7. SLO target 必須是 < 100%（100% 不是 SLO 是承諾失敗）；window 至少 28 天滾動。
</rules>

<output_schema>
sli_definition:
  - sli_id: SLI-001
    name: <e.g. checkout-success-rate>
    what_measured: <user-observable event>
    where_measured: <user-side / edge / synthetic>
    aggregation: <e.g. successful_requests / total_requests over 5m>
    source: <input ref>
    confidence: H | M | L

slo_target:
  - sli_ref: SLI-001
    target: <e.g. 99.9%>
    window: <e.g. 28d rolling>
    rationale: <why this number — based on抱怨頻率 / 競品 / 商業影響>
    source: <input ref>
    confidence: H | M | L

error_budget:
  per_window: <e.g. 0.1% = 40.3 min/28d>
  burn_policy_ref: <link to error-budget card>

user_journey_impact:
  - journey: <e.g. checkout>
    sli_ref: SLI-001
    business_impact: <conversion drop / revenue loss>
    source: <input ref>

dependency_slos:
  - dep: <upstream service>
    their_slo: <number or TODO>
    our_max_slo: <math: cannot exceed their SLO>

review_cadence:
  quarterly: <reassess target>
  triggered: <after each SEV-1 / major launch>

decision_log:
  - decision: <e.g.
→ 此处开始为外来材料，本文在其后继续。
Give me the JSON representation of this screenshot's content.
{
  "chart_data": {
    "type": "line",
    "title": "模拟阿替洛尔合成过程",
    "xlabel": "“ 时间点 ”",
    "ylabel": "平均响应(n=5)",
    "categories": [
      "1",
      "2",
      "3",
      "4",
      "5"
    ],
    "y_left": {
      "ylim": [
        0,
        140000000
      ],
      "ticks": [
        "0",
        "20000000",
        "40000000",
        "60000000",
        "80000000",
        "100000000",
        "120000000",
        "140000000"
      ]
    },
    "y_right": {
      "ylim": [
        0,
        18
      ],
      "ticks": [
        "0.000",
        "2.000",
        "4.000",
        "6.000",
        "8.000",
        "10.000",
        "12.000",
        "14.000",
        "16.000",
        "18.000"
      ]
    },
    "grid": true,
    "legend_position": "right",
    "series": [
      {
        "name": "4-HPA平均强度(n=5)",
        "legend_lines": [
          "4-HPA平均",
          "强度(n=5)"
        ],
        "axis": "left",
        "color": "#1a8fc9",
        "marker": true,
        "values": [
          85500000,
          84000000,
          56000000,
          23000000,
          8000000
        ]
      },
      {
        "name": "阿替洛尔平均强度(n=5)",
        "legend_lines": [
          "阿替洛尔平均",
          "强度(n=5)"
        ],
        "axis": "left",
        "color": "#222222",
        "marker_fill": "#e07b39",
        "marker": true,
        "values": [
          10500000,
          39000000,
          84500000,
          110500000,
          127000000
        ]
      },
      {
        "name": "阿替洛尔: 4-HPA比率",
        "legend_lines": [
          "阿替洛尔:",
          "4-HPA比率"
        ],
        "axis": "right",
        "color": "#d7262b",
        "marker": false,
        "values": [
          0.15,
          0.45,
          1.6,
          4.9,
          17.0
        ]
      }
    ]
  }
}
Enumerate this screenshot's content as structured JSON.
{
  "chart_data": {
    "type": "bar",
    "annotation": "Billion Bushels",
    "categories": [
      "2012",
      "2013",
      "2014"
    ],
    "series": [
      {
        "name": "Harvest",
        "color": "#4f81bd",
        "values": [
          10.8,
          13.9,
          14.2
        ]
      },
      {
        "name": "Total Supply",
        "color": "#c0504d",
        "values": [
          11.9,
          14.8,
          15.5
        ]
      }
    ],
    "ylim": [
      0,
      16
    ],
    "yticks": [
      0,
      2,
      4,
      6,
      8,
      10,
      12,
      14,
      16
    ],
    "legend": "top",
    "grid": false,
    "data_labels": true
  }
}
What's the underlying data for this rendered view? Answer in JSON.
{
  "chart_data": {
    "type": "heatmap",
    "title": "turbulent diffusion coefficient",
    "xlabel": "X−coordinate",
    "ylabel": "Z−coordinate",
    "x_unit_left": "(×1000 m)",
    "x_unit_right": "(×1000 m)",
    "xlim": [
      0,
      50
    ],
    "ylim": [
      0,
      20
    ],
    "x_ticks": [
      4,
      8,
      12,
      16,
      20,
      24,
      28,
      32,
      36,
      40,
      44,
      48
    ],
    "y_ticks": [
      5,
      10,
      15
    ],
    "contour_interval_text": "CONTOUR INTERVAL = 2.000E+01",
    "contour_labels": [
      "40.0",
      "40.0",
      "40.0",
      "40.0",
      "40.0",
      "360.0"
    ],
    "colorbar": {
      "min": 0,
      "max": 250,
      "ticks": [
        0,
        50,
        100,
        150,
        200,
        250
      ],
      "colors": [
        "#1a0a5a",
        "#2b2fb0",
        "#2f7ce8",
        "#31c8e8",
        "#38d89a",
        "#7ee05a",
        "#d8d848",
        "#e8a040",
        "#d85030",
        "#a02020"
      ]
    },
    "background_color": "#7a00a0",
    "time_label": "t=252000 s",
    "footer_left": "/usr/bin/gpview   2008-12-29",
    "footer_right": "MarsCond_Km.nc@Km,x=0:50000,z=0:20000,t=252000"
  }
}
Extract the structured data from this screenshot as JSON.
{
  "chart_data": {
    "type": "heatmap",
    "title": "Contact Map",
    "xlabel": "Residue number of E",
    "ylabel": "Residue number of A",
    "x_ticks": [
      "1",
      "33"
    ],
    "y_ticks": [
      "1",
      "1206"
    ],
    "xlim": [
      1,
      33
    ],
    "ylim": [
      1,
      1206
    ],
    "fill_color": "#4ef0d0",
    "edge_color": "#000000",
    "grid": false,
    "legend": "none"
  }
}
SLO target 99.9 vs 99.95>
    options_considered: [99.0%, 99.9%, 99.95%]
    chosen: 99.9%
    rejected_reason:
      "99.0%": <too lax — exceeds complaint threshold>
      "99.95%": <too tight — requires X cost increase>
    confidence: H | M | L

out_of_scope:
  - 內部工具 SLO（屬 internal-SLO 範疇）
  - 實作如何達標（屬 architecture / capacity）
  - SLA 對外法律條款（屬法務）
</output_schema>

<thinking>
產出前先：
1. 從 input 抓 3-5 個關鍵 signal（最高頻抱怨、最痛 journey、現有 metric 缺口）各標 H/M/L confidence
2. 列至少 2 條 SLO target 路徑（保守 vs 激進）與各自的負面後果
3. 列你做了但 input 沒明說的假設（如使用者期待、競品基準）
4. 確認 SLI 都量在 user side，且不超過 dependency SLO
</thinking>

<output>
（依 output_schema YAML 填寫）
</output>

<verify>
1. 哪個欄位 confidence < H？列出來與所需補充資料。
2. 哪些假設來自我而非 input？標出來。
3. 如果只能再追加一份 input（例如過去 90 天 user-side latency 分佈），是哪一份？為什麼？
</verify>

回審重點：human 判斷 SLO 數字是否反映真實使用者期待、是否超過依賴 SLO 的上限、budget 是否能說服 release 與 PO 共識。